Si chiama «Reddito d’inclusione sociale» (Reis), lo strumento rivolto alle famiglie, e non agli individui, con il quale le Acli e la Caritas intendono contrastare la povertà assoluta che colpisce quasi cinque milioni di persone in Italia. La proposta, elaborata da un gruppo di ricerca dell’Università Cattolica di Milano, è stata presentata ieri a Roma alla presenza del ministro del lavoro Enrico Giovannini, del segretario generale della Cgil Susanna Camusso e di quello della Cisl Raffaele Bonanni.

La proposta prevede di riassorbire le misure assistenzialistiche adottate dai governi negli ultimi anni (la social card ad esempio) in un unico sistema che prevede un trasferimento monetario diretto e servizi indiretti, variabili a seconda del costo della vita. Lo stanziamento previsto è di 6 miliardi di euro per i prossimi quattro anni: 900 milioni per il primo, di 2,2 miliardi nel secondo, di 3,7 miliardi il terzo anno, per arrivare a 6,1 miliardi nell’ultimo anno.

Il bacino interessato è di 1 milione 130 mila famiglie che a Nord percepiscono un reddito mensile di 784 euro (nelle aree metropolitane, 703 nei piccoli comuni); nel centro rispettivamente 758 euro e 672; a sud 580 e 525 euro. Dei 6.062 miliardi complessivi, 4.982 potrebbero essere erogati direttamente, 1.078 miliardi attraverso i servizi. Queste risorse potrebbero arrivare dall’aumento delle accise su tabacco e alcol, dalle lotterie, dal riordino dell’Irpef, dall’imposta progressiva sul patrimonio. Il Reis così concepito è una versione familistica del reddito minimo, una misura che in Europa manca solo in Italia e in Grecia.
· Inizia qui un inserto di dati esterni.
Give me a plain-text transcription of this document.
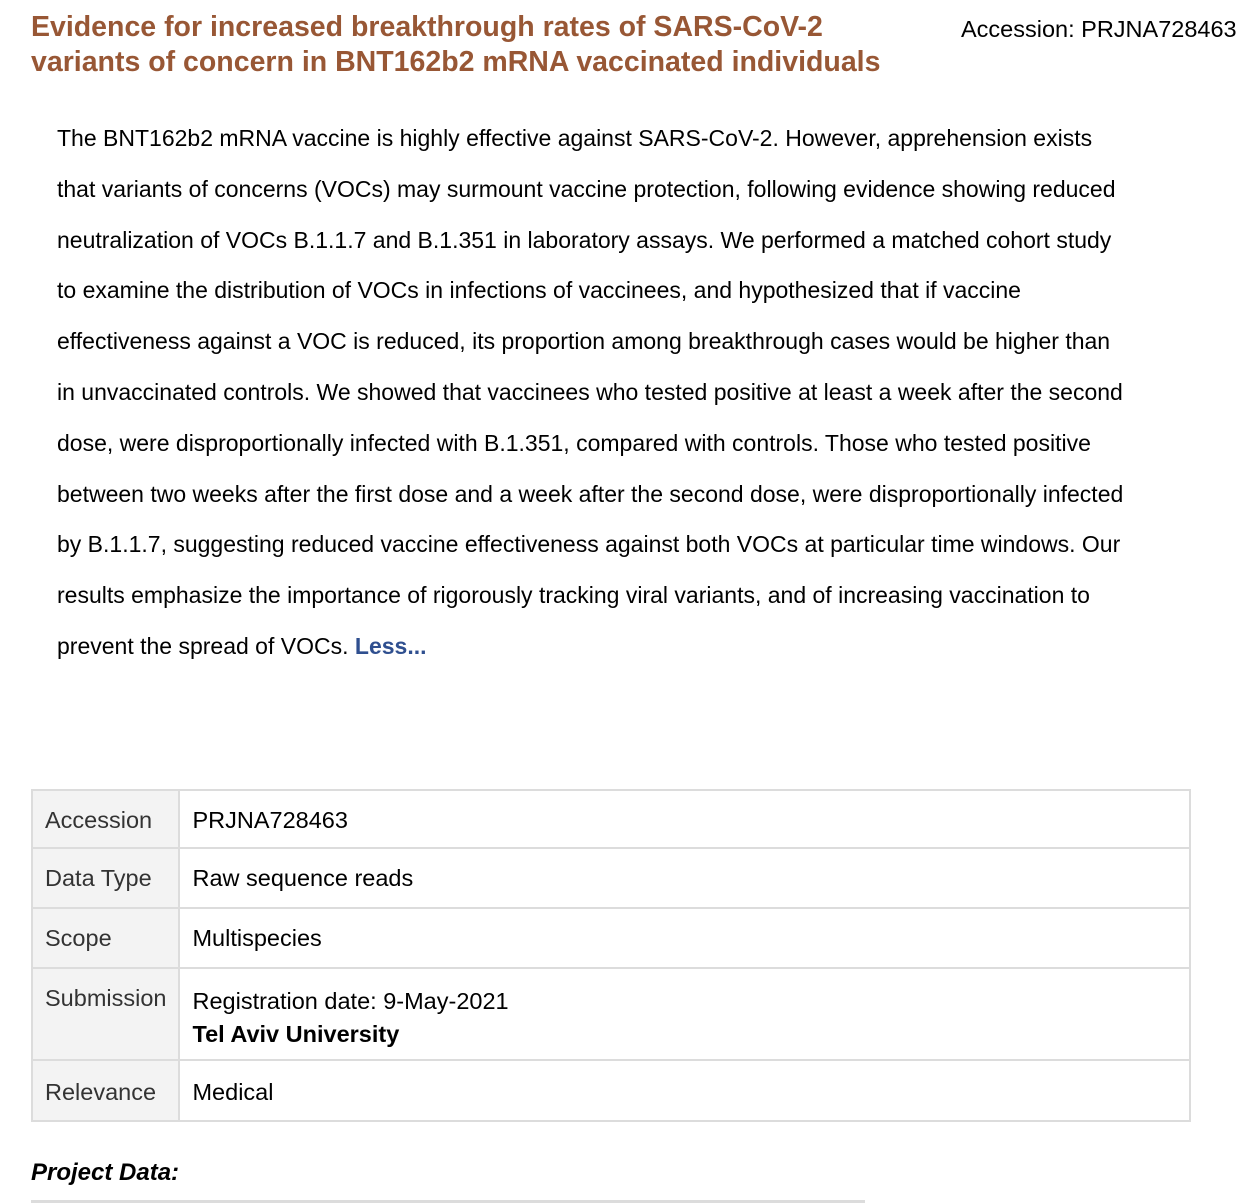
Evidence for increased breakthrough rates of SARS-CoV-2
variants of concern in BNT162b2 mRNA vaccinated individuals
Accession: PRJNA728463

The BNT162b2 mRNA vaccine is highly effective against SARS-CoV-2. However, apprehension exists that variants of concerns (VOCs) may surmount vaccine protection, following evidence showing reduced neutralization of VOCs B.1.1.7 and B.1.351 in laboratory assays. We performed a matched cohort study to examine the distribution of VOCs in infections of vaccinees, and hypothesized that if vaccine effectiveness against a VOC is reduced, its proportion among breakthrough cases would be higher than in unvaccinated controls. We showed that vaccinees who tested positive at least a week after the second dose, were disproportionally infected with B.1.351, compared with controls. Those who tested positive between two weeks after the first dose and a week after the second dose, were disproportionally infected by B.1.1.7, suggesting reduced vaccine effectiveness against both VOCs at particular time windows. Our results emphasize the importance of rigorously tracking viral variants, and of increasing vaccination to prevent the spread of VOCs. Less...

Accession	PRJNA728463
Data Type	Raw sequence reads
Scope	Multispecies
Submission	Registration date: 9-May-2021
Tel Aviv University

Relevance	Medical
Project Data:
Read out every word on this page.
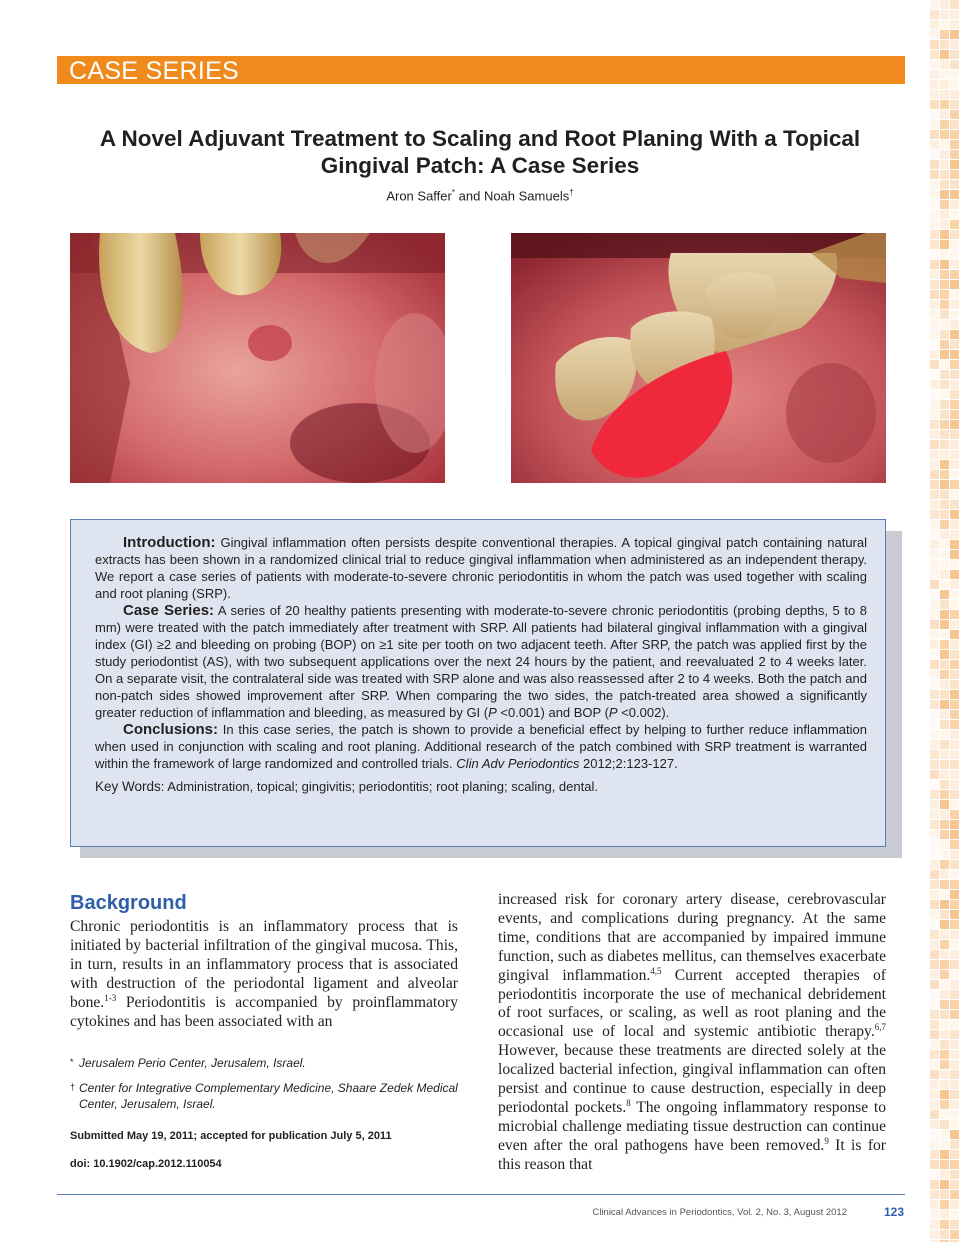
CASE SERIES
A Novel Adjuvant Treatment to Scaling and Root Planing With a Topical
Gingival Patch: A Case Series
Aron Saffer* and Noah Samuels†

Introduction: Gingival inflammation often persists despite conventional therapies. A topical gingival patch containing natural extracts has been shown in a randomized clinical trial to reduce gingival inflammation when administered as an independent therapy. We report a case series of patients with moderate-to-severe chronic periodontitis in whom the patch was used together with scaling and root planing (SRP).

Case Series: A series of 20 healthy patients presenting with moderate-to-severe chronic periodontitis (probing depths, 5 to 8 mm) were treated with the patch immediately after treatment with SRP. All patients had bilateral gingival inflammation with a gingival index (GI) ≥2 and bleeding on probing (BOP) on ≥1 site per tooth on two adjacent teeth. After SRP, the patch was applied first by the study periodontist (AS), with two subsequent applications over the next 24 hours by the patient, and reevaluated 2 to 4 weeks later. On a separate visit, the contralateral side was treated with SRP alone and was also reassessed after 2 to 4 weeks. Both the patch and non-patch sides showed improvement after SRP. When comparing the two sides, the patch-treated area showed a significantly greater reduction of inflammation and bleeding, as measured by GI (P <0.001) and BOP (P <0.002).

Conclusions: In this case series, the patch is shown to provide a beneficial effect by helping to further reduce inflammation when used in conjunction with scaling and root planing. Additional research of the patch combined with SRP treatment is warranted within the framework of large randomized and controlled trials. Clin Adv Periodontics 2012;2:123-127.

Key Words: Administration, topical; gingivitis; periodontitis; root planing; scaling, dental.

Background

Chronic periodontitis is an inflammatory process that is initiated by bacterial infiltration of the gingival mucosa. This, in turn, results in an inflammatory process that is associated with destruction of the periodontal ligament and alveolar bone.$^{1-3}$ Periodontitis is accompanied by proinflammatory cytokines and has been associated with an

increased risk for coronary artery disease, cerebrovascular events, and complications during pregnancy. At the same time, conditions that are accompanied by impaired immune function, such as diabetes mellitus, can themselves exacerbate gingival inflammation.$^{4,5}$ Current accepted therapies of periodontitis incorporate the use of mechanical debridement of root surfaces, or scaling, as well as root planing and the occasional use of local and systemic antibiotic therapy.$^{6,7}$ However, because these treatments are directed solely at the localized bacterial infection, gingival inflammation can often persist and continue to cause destruction, especially in deep periodontal pockets.$^8$ The ongoing inflammatory response to microbial challenge mediating tissue destruction can continue even after the oral pathogens have been removed.$^9$ It is for this reason that

* Jerusalem Perio Center, Jerusalem, Israel.
† Center for Integrative Complementary Medicine, Shaare Zedek Medical Center, Jerusalem, Israel.
Submitted May 19, 2011; accepted for publication July 5, 2011
doi: 10.1902/cap.2012.110054
Clinical Advances in Periodontics, Vol. 2, No. 3, August 2012	123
Sarebbe rivolto ai «poveri assoluti» e non a quelli «relativi» che secondo l’Istat sono aumentati nel 2012. E non andrebbe a sostegno di chi cerca lavoro, lo ha perso o è in formazione.

Il ministro Giovannini si è assunto «l’impegno» di considerarlo ma ha detto che «ci vuole tempo». Camusso ha usato il periodo ipotetico: «Se si tornasse a parlare di solidarietà, si chiuderebbe una stagione che ha portato agli individualismi».